Viele Betroffene starben unmittelbar durch Rauch, Flammen oder Verletzungen. Andere verloren ihr Leben indirekt, weil sie keinen Zugang zu medizinischer Versorgung oder ihren Medikamenten hatten. Auch chronische Krankheiten konnten sich verschlimmern, wenn Arzttermine ausfielen oder Therapien unterbrochen wurden. Die Analyse verdeutlicht, wie vielfältig sich Brände auf die menschliche Gesundheit auswirken. Sie sind weit mehr als eine Naturkatastrophe; sie greifen in das gesamte Versorgungs- und Gesundheitssystem ein.
Übersterblichkeitsrate von 67 Prozent
Ein zentrales Ergebnis der Untersuchung war die Übersterblichkeitsrate. Im August 2023 ereigneten sich 82 Todesfälle mehr als im langjährigen Durchschnitt zu erwarten gewesen wäre – ein Anstieg um 67 Prozent. Besonders dramatisch zeigte sich dies in der Woche ab dem 19. August, in der die Sterblichkeit 367 Prozent höher lag als üblich. Viele Verstorbene erreichten nicht einmal mehr medizinische Einrichtungen: So lag der Anteil an Todesfällen ohne medizinische Ursache bei 80 Prozent, rund 12 Prozentpunkte höher als in Vergleichsmonaten. Dies deutet darauf hin, dass eine erhebliche Zahl an Menschen ums Leben kam, bevor sie Hilfe erhalten konnte.
Nakatsuka wies zudem auf eine interessante Parallele hin: Während der Brände gingen andere Todesursachen spürbar zurück, ähnlich wie während der Lockdowns in der Corona-Pandemie. Weniger Verkehrsunfälle oder andere akute Todesursachen traten auf, da sich das öffentliche Leben stark einschränkte. Auch betonte sie, dass Todesfälle unter Umständen erst nach dem untersuchten Zeitfenster erfasst werden könnten, beispielsweise durch die zeitlich verzögerte Verschlechterung chronischer Krankheiten.
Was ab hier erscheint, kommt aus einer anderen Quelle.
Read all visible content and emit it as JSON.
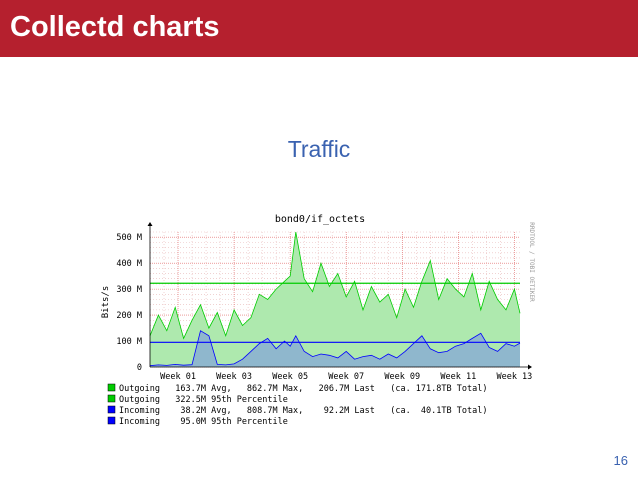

Das ist zugleich die methodische Schwäche der Studie: Da sie nur einen kurzen Zeitraum analysiert hat, konnten langfristige gesundheitliche Folgen nicht erfasst werden. Die Analyse zeigt jedoch, dass Katastrophen wie die Brände von Lāhainā nicht nur Opfer durch die Katastrophe selbst fordern. Vielmehr schränken sie die gesamte Gesundheitsversorgung ein, was indirekt zu mehr Todesfällen führt.
Präventive Maßnahmen notwendiger denn je
Die Autoren sehen dringenden Handlungsbedarf bei der Einführung vorbeugender Maßnahmen: Auf der einen Seite müssten medizinische Strukturen so angepasst werden, dass direkt Betroffenen im Falle einer Katastrophe sofort geholfen werden kann. Zugleich gilt es, die medizinische Versorgung für alle Anderen aufrecht zu erhalten.
Darüber hinaus ist es notwendig, die ökologischen Strukturen zu verändern. Dazu zählen die Entfernung trockener, invasiver Gräser sowie die Wiederherstellung traditioneller Wassersysteme und ökologischer Landwirtschaftsformen, die natürlicherweise resilienter sind gegen die Ausbreitung von Bränden. Erst mit solchen Strategien wird sich die Wahrscheinlichkeit künftiger verheerender Brände reduzieren. Letztendlich lässt sich nur so die Zahl der Opfer deutlich senken.